When to Adopt (and When to Stick with Celery)
Django 6.0 Tasks makes sense for new Django projects starting fresh, simple background tasks like email or file processing, avoiding vendor lock-in to specific queue implementations, and gradual adoption paths (ImmediateBackend in dev, production backend later). However, stick with Celery if you already have Celery infrastructure deployed, need complex workflows (task chaining, automatic retries, periodic scheduling with Celery Beat), or have enterprise requirements around SLA, reliability, and built-in monitoring with Flower dashboards.
The decision matrix is straightforward.
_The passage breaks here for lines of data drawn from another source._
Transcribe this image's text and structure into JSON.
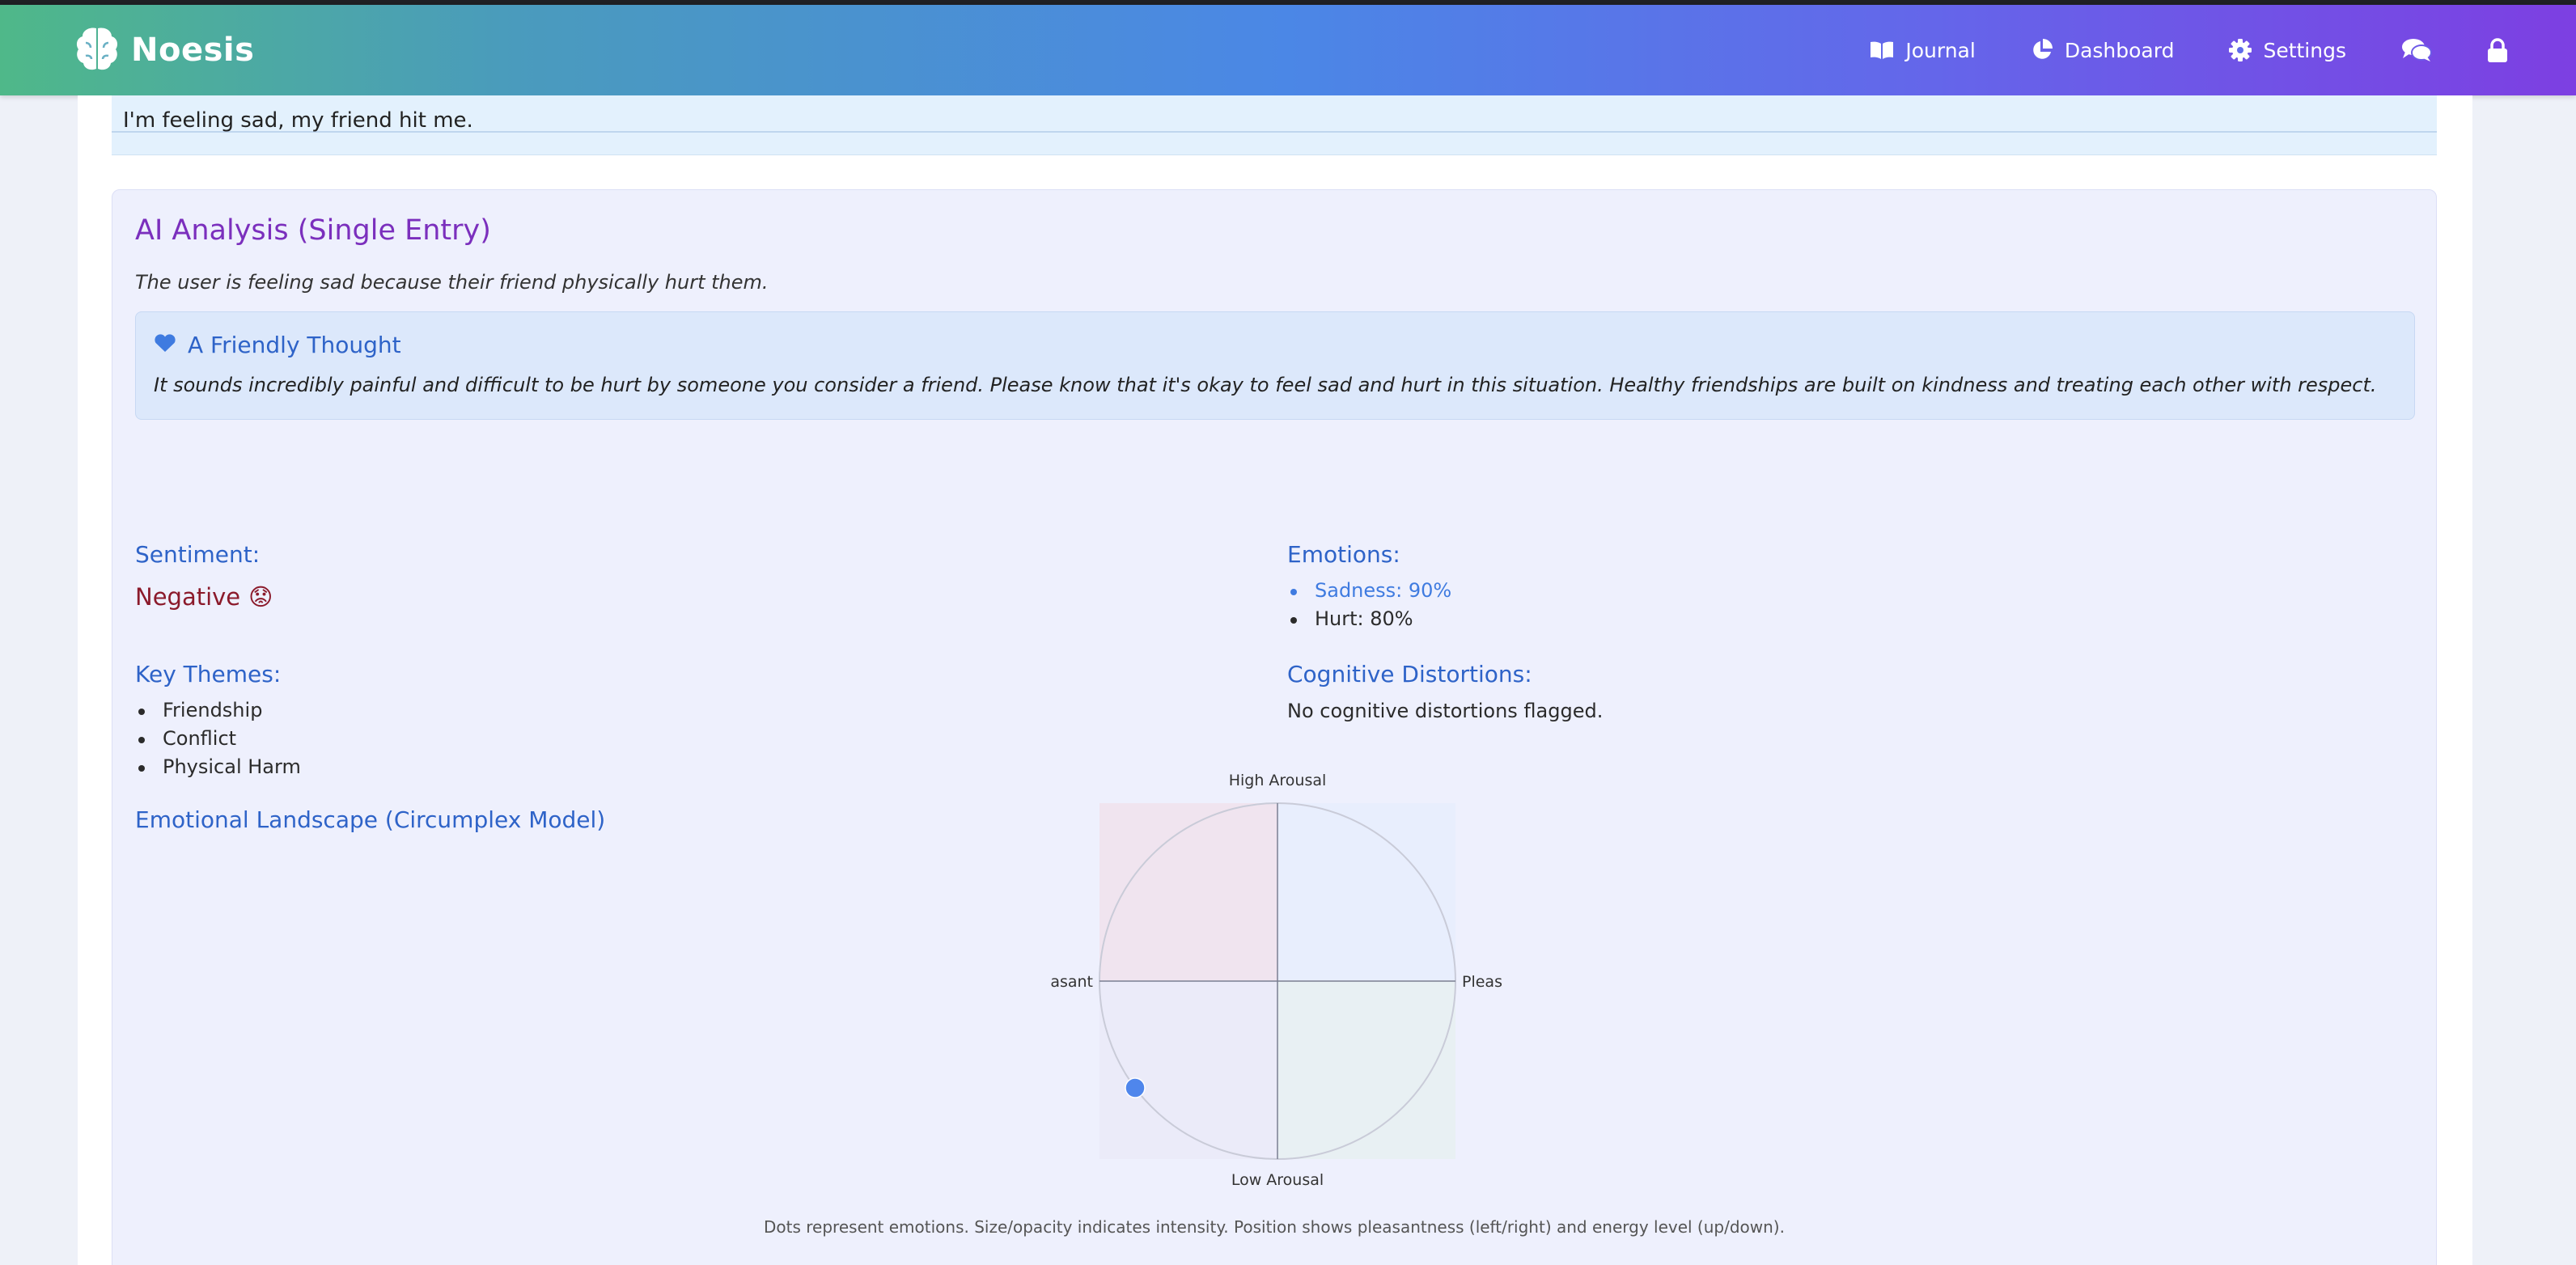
{
  "app": {
    "name": "Noesis"
  },
  "nav": {
    "journal": "Journal",
    "dashboard": "Dashboard",
    "settings": "Settings"
  },
  "entry": {
    "text": "I'm feeling sad, my friend hit me."
  },
  "analysis": {
    "title": "AI Analysis (Single Entry)",
    "summary": "The user is feeling sad because their friend physically hurt them.",
    "thought_title": "A Friendly Thought",
    "thought_text": "It sounds incredibly painful and difficult to be hurt by someone you consider a friend. Please know that it's okay to feel sad and hurt in this situation. Healthy friendships are built on kindness and treating each other with respect.",
    "sentiment_label": "Sentiment:",
    "sentiment_value": "Negative",
    "sentiment_emoji": "😟",
    "emotions_label": "Emotions:",
    "emotions": [
      "Sadness: 90%",
      "Hurt: 80%"
    ],
    "themes_label": "Key Themes:",
    "themes": [
      "Friendship",
      "Conflict",
      "Physical Harm"
    ],
    "distortions_label": "Cognitive Distortions:",
    "distortions_text": "No cognitive distortions flagged.",
    "landscape_title": "Emotional Landscape (Circumplex Model)",
    "caption": "Dots represent emotions. Size/opacity indicates intensity. Position shows pleasantness (left/right) and energy level (up/down)."
  },
  "chart_data": {
    "type": "scatter",
    "axis_labels": {
      "top": "High Arousal",
      "bottom": "Low Arousal",
      "left": "asant",
      "right": "Pleas"
    },
    "xlim": [
      -1,
      1
    ],
    "ylim": [
      -1,
      1
    ],
    "points": [
      {
        "x": -0.8,
        "y": -0.6
      }
    ],
    "colors": {
      "point": "#4f86ec",
      "q_top_left": "#f0e4ef",
      "q_top_right": "#e8eefd",
      "q_bottom_left": "#ebebf9",
      "q_bottom_right": "#e8f0f3"
    }
  }
}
Need task chaining? Retries? Periodic scheduling? Built-in monitoring? Keep Celery. Sending emails and resizing images? django.tasks with DatabaseBackend is simpler. Celery isn’t going anywhere – future Celery backends for django.tasks will let you define tasks with @task and execute with Celery workers. Best of both worlds.
The timeline is clear: Django 6.0 final releases December 3, 2025. Backend ecosystem emergence is predicted for Q1 2026. Gradual migration of simple tasks will happen through 2026-2027. Not everyone should migrate immediately. The 80/20 rule applies: 80% of projects can benefit from simpler django.tasks, 20% need Celery’s power.
Key Takeaways
- Django 6.0 provides API standardization, not execution infrastructure. This is intentional – standardize without dictating.
- Incomplete is a feature, not a bug. Ecosystem diversity is strength when there’s a common API.
- 80% of projects benefit from simple django.tasks + DatabaseBackend. Complex workflows are the minority use case.
- Celery isn’t being replaced – it’s being integrated. Future Celery backends will let you use
@taskwith Celery execution. - Production-ready in 5 days. Django 6.0 final release is December 3, 2025.
After 20 years, Django proves that sometimes the best solution doesn’t solve the problem – it standardizes it. Explore django.tasks for new projects. Gradual migration for existing ones. The future is pluggable backends with unified APIs.